As I said, framing the problem as: "I need to migrate from Pytorch to JAX, let me figure out how and many much it costs", is an easier problem to solve vs. "I need to migrate from GPU to TPU".

Here is why, first of all, if you frame it as a GPU -> TPU problem, first you need to get some TPUs. That means start talking to Google cloud sales, getting provisions, getting your engineers to use google cloud, then TPU software ecosystem etc etc. However, if you frame it as a ML framework migration, you can start right a way! Because, JAX runs perfectly fine on GPU! Sure, getting Jax running on GPU does not automatically imply it runs on TPU (because of custom CUDA kernels and such), but the delta is known, and bounded.

Second of all, your engineers can make a much accurate estimate on what it cost to migrate to a different library than migrating to a hardware that the engineer hasn't used. The estimate number can be large, but known large number is much better than unknown.

Third, Agents. AI Agents work best then it can verify the work and iterate. You can test a torch and Jax problem side-by-side on the same GPU machine.

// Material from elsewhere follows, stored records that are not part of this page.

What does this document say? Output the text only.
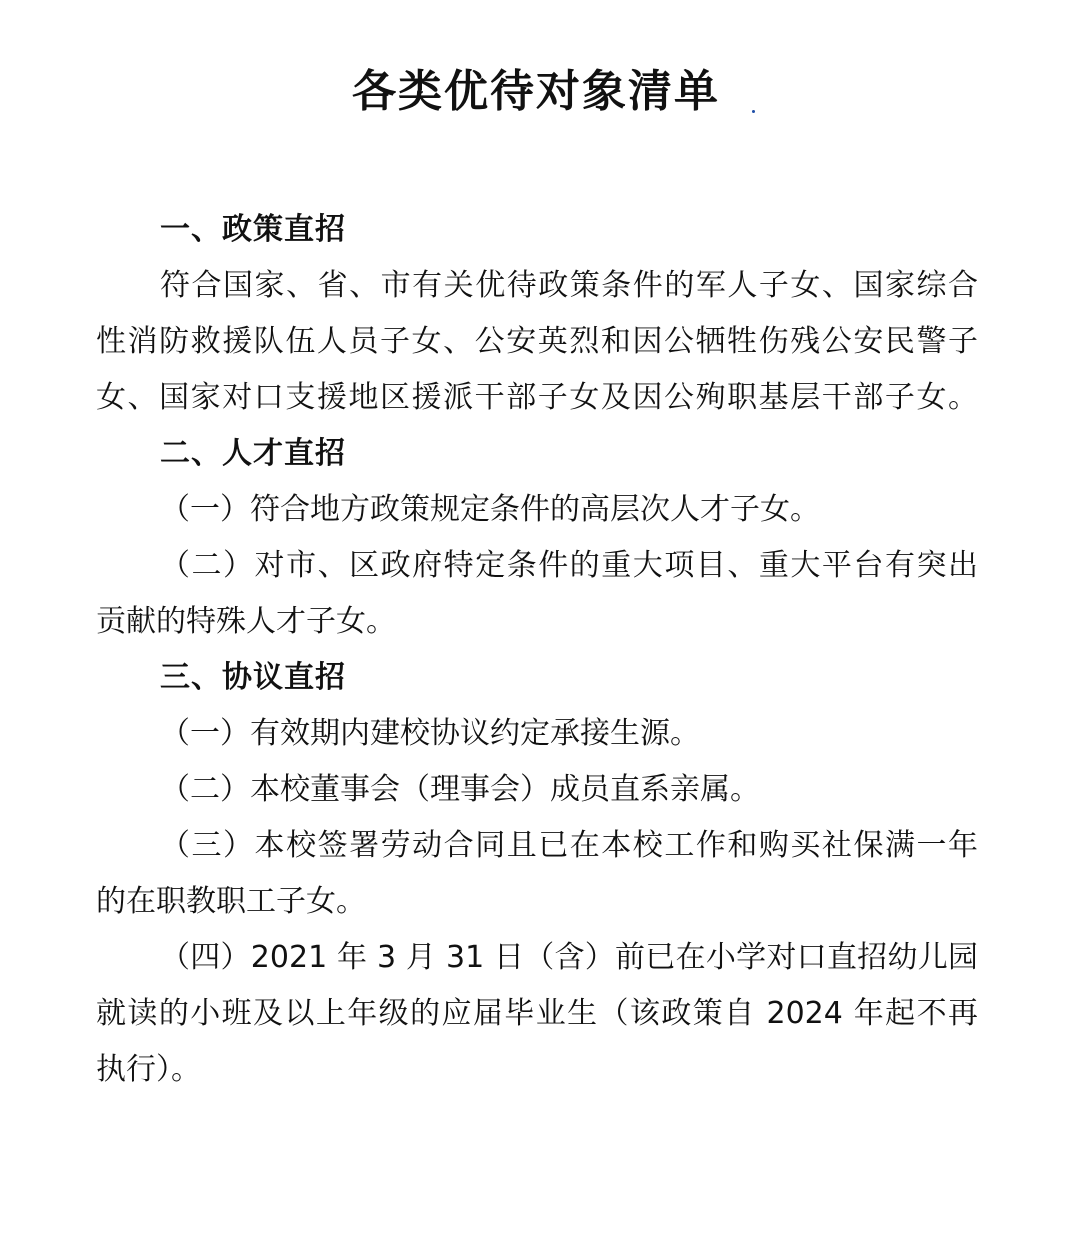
各类优待对象清单
一、政策直招
符合国家、省、市有关优待政策条件的军人子女、国家综合
性消防救援队伍人员子女、公安英烈和因公牺牲伤残公安民警子
女、国家对口支援地区援派干部子女及因公殉职基层干部子女。
二、人才直招
（一）符合地方政策规定条件的高层次人才子女。
（二）对市、区政府特定条件的重大项目、重大平台有突出
贡献的特殊人才子女。
三、协议直招
（一）有效期内建校协议约定承接生源。
（二）本校董事会（理事会）成员直系亲属。
（三）本校签署劳动合同且已在本校工作和购买社保满一年
的在职教职工子女。
（四）2021 年 3 月 31 日（含）前已在小学对口直招幼儿园
就读的小班及以上年级的应届毕业生（该政策自 2024 年起不再
执行）。
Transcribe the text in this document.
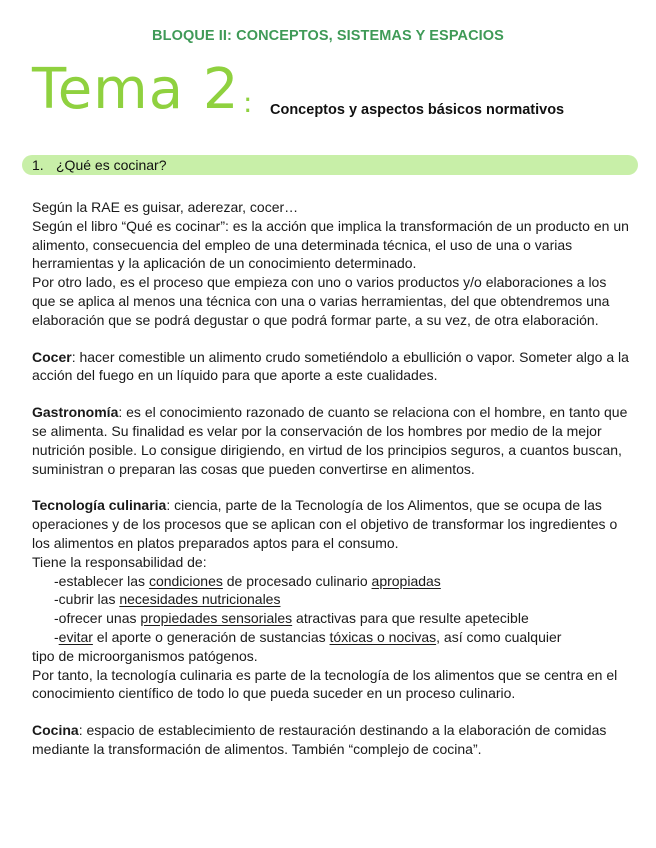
BLOQUE II: CONCEPTOS, SISTEMAS Y ESPACIOS
Tema 2 : Conceptos y aspectos básicos normativos
1. ¿Qué es cocinar?

Según la RAE es guisar, aderezar, cocer…

Según el libro “Qué es cocinar”: es la acción que implica la transformación de un producto en un alimento, consecuencia del empleo de una determinada técnica, el uso de una o varias herramientas y la aplicación de un conocimiento determinado.

Por otro lado, es el proceso que empieza con uno o varios productos y/o elaboraciones a los que se aplica al menos una técnica con una o varias herramientas, del que obtendremos una elaboración que se podrá degustar o que podrá formar parte, a su vez, de otra elaboración.

Cocer: hacer comestible un alimento crudo sometiéndolo a ebullición o vapor. Someter algo a la acción del fuego en un líquido para que aporte a este cualidades.

Gastronomía: es el conocimiento razonado de cuanto se relaciona con el hombre, en tanto que se alimenta. Su finalidad es velar por la conservación de los hombres por medio de la mejor nutrición posible. Lo consigue dirigiendo, en virtud de los principios seguros, a cuantos buscan, suministran o preparan las cosas que pueden convertirse en alimentos.

Tecnología culinaria: ciencia, parte de la Tecnología de los Alimentos, que se ocupa de las operaciones y de los procesos que se aplican con el objetivo de transformar los ingredientes o los alimentos en platos preparados aptos para el consumo.

Tiene la responsabilidad de:

-establecer las condiciones de procesado culinario apropiadas

-cubrir las necesidades nutricionales

-ofrecer unas propiedades sensoriales atractivas para que resulte apetecible

-evitar el aporte o generación de sustancias tóxicas o nocivas, así como cualquier

tipo de microorganismos patógenos.

Por tanto, la tecnología culinaria es parte de la tecnología de los alimentos que se centra en el conocimiento científico de todo lo que pueda suceder en un proceso culinario.

Cocina: espacio de establecimiento de restauración destinando a la elaboración de comidas mediante la transformación de alimentos. También “complejo de cocina”.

Fourth, moving to Jax actually have other benefits other than unlocks multi-hardware. I'll not expand here.

5. What if I insist on using torch on TPU?¶

Torch on TPU as something that has same programming model as PyTorch-CUDA simply does not exist. Your choice here are to use torch-xla or torchax.

Having worked on both projects, my key insight on their philosophical differences are: * torch-xla tries to hide the fact that there is a graph compilation going on, by abstracting it behind lazy-tensor. * torchax explicitly exposes the Jax-ness and jitting.

This philosophical difference means that getting top performance in torch-xla is more challenging, because you don't really know when it recompiles, and what is the graph fragment it recompiled. You can trying to poke holes on the abstraction trying to get inner details, but if you do, then the abstraction becomes leaky and get in the way.